— Ализа говорила, охети опять не
ночевала в комнате…
— Снова по кабакам шлялась, клиентов
искала.
— И как ее еще не выперли из
Института?
— Интереснее, как она обходит ночные
дозоры.
— Видимо и с охраной какие-то
мутки…
Девичий шепот наполнял столовую.
Хотя предметом столь бурных обсуждений и была я, слова Шарлотты и
ее подружек вылетали из головы сразу же, как попадали туда.
Единственное, что меня сейчас волновало – это не уснуть, упав лицом
в чашку чая.
Кто придумал чаепития за четыре часа
до завтрака?
Еще раз растерев пальцами глаза, я
породила еще большую волну шептков.
— Леди, — от хлопка тяжелой книгой
по трибуне все столы подпрыгнули, и я даже немного встрепенулась. —
продолжайте чай молча.
В столовой стало слышно только треск
пера об бумагу, которым заведующая что-то писала за учительским
столом. Звук ударялся о высокий каменный потолок и стены и эхом
отскакивал назад, заставляя морщится. За сводчатыми витражными
окнами только начинался рассвет.
Цокот каблуков секретаря все
услышали за несколько минут до того, как ее стало видно в коридоре
за распахнутыми дверями. За столько лет учишься различать людей,
способных испортить тебе жизнь, по шагам.
— Леди Леват, к директору.
Более сотни пар глаз обернулись в
мою сторону, и особенно злорадно смотрела Шарлотта. Мол, наконец-то
этой охети перестало все сходить с рук.
Я поднялась со своего места и
двинулась следом за секретарем, склонившись перед выходом у
учительского стола в реверансе. Гнетущие тишина и пустота коридоров
давили на голову, а от полумрака слезились глаза. Освещения здесь
не было никогда, даже зимой, когда солнце своим присутствием совсем
не радовало, здесь оставался полумрак. И если в коридорах можно
было лишь заблудиться, то на лестницах появлялась явная возможность
получить травму, оступившись или запутавшись в юбках учебного
платья, сшитого на пару сантиметров длиннее и из-за этого
волочащегося по гранитному полу. Но даже так холод пробирался под
ткани и доходил до самых костей.
В Институте было холодно всегда. А в
спальнях и вовсе гулял сквозняк, завывая, словно ветер. Первое
время ночью, в тонкой сорочке и под простыней тело колотило, кто-то
даже уезжал в карцер с кашлем. Но со временем и к этому можно
привыкнуть.
Сегодня я могла выйти на улицу в
одном платье и лечь в сугроб, и не почувствовать ничего.

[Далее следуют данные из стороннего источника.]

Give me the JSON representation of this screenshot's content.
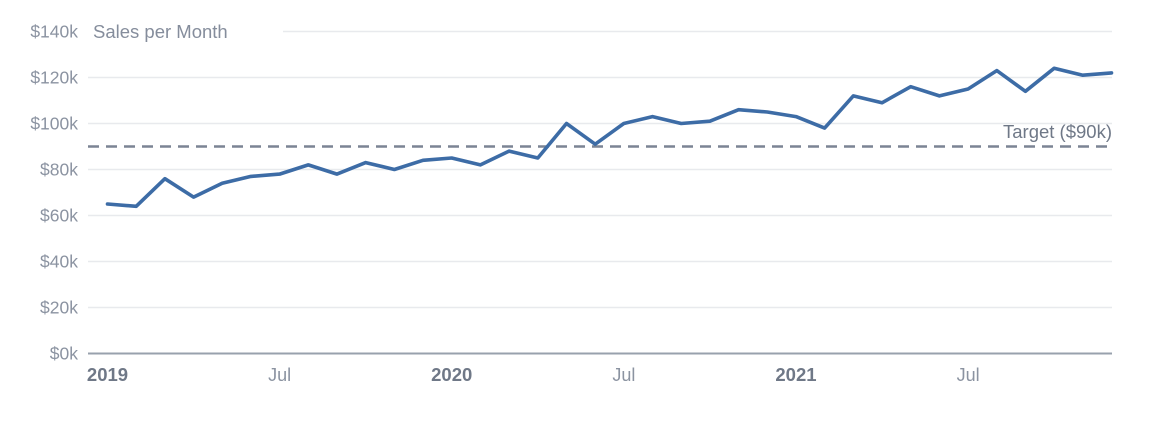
{
  "chart_data": {
    "type": "line",
    "title": "Sales per Month",
    "unit": "USD thousands",
    "series": [
      {
        "name": "Sales per Month",
        "start_month": "Jan 2019",
        "end_month": "Dec 2021",
        "values": [
          65,
          64,
          76,
          68,
          74,
          77,
          78,
          82,
          78,
          83,
          80,
          84,
          85,
          82,
          88,
          85,
          100,
          91,
          100,
          103,
          100,
          101,
          106,
          105,
          103,
          98,
          112,
          109,
          116,
          112,
          115,
          123,
          114,
          124,
          121,
          122
        ]
      }
    ],
    "target": {
      "value": 90,
      "label": "Target ($90k)",
      "line_style": "dashed"
    },
    "y_axis": {
      "min": 0,
      "max": 140,
      "tick_step": 20,
      "tick_labels": [
        "$0k",
        "$20k",
        "$40k",
        "$60k",
        "$80k",
        "$100k",
        "$120k",
        "$140k"
      ]
    },
    "x_axis": {
      "tick_labels": [
        {
          "label": "2019",
          "month_index": 0,
          "bold": true
        },
        {
          "label": "Jul",
          "month_index": 6,
          "bold": false
        },
        {
          "label": "2020",
          "month_index": 12,
          "bold": true
        },
        {
          "label": "Jul",
          "month_index": 18,
          "bold": false
        },
        {
          "label": "2021",
          "month_index": 24,
          "bold": true
        },
        {
          "label": "Jul",
          "month_index": 30,
          "bold": false
        }
      ]
    },
    "legend": "none",
    "grid": "horizontal",
    "colors": {
      "line": "#3d6ca6",
      "grid": "#e8eaed",
      "axis": "#98a1ad",
      "target_line": "#7b8494",
      "tick_label": "#8b93a1",
      "year_label": "#6f7887",
      "title": "#858d9c",
      "target_label": "#6f7887",
      "background": "#ffffff"
    }
  }
}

Причин вызова было много. За
прошедший месяц у меня накопилось много долгов, потому что ночь
многие однокурсницы тратили на зубрежку, меня же в это время не
было даже на территории Института. Не до философии мне было, и не
до литературы Средневековья.
А может, Шарлотта снова пожаловалась
матери. После последнего наказания я даже перестала ей отвечать, но
директорская дочка и сама справлялась с тем представлением, которое
закатывала. И пьеса эта была сатирическая, а главным героем в ней –
я.
Секретарь распахнула передо мной
дверь директорского кабинета, дежурно улыбаясь. Я ни разу не видела
на ее лице других эмоций, но сейчас, когда меня вели почти на
плаху, доброжелательность если не злила, то раздражала точно.
« Злость, зависть, обида,
раздражение и другие эмоции того же ряда не допустимы для леди» -
ежедневно повторяли девочкам в этих стенах с восьми лет, и как бы
ты не сопротивлялся, однажды все равно сдавался натиску этих
проповедей на тему смысла жизни женщины и того, как она должна эту
самую жизнь проживать.
Выпускницы Иститута считались
идеальными женами – на каждый выпуск собирался бал, где почти все
ученицы отыскивали себе крыло. Здесь учились лишь потеряшки, в нем
нуждающиеся. Других семья не сдала бы на двенадцать лет на
гособеспечение.
Мой выпускной бал должен состояться
через четыре месяца – и чем ближе была эта дата, тем серьезней я
задумывалась о побеге. Куда угодно, только подальше отсюда.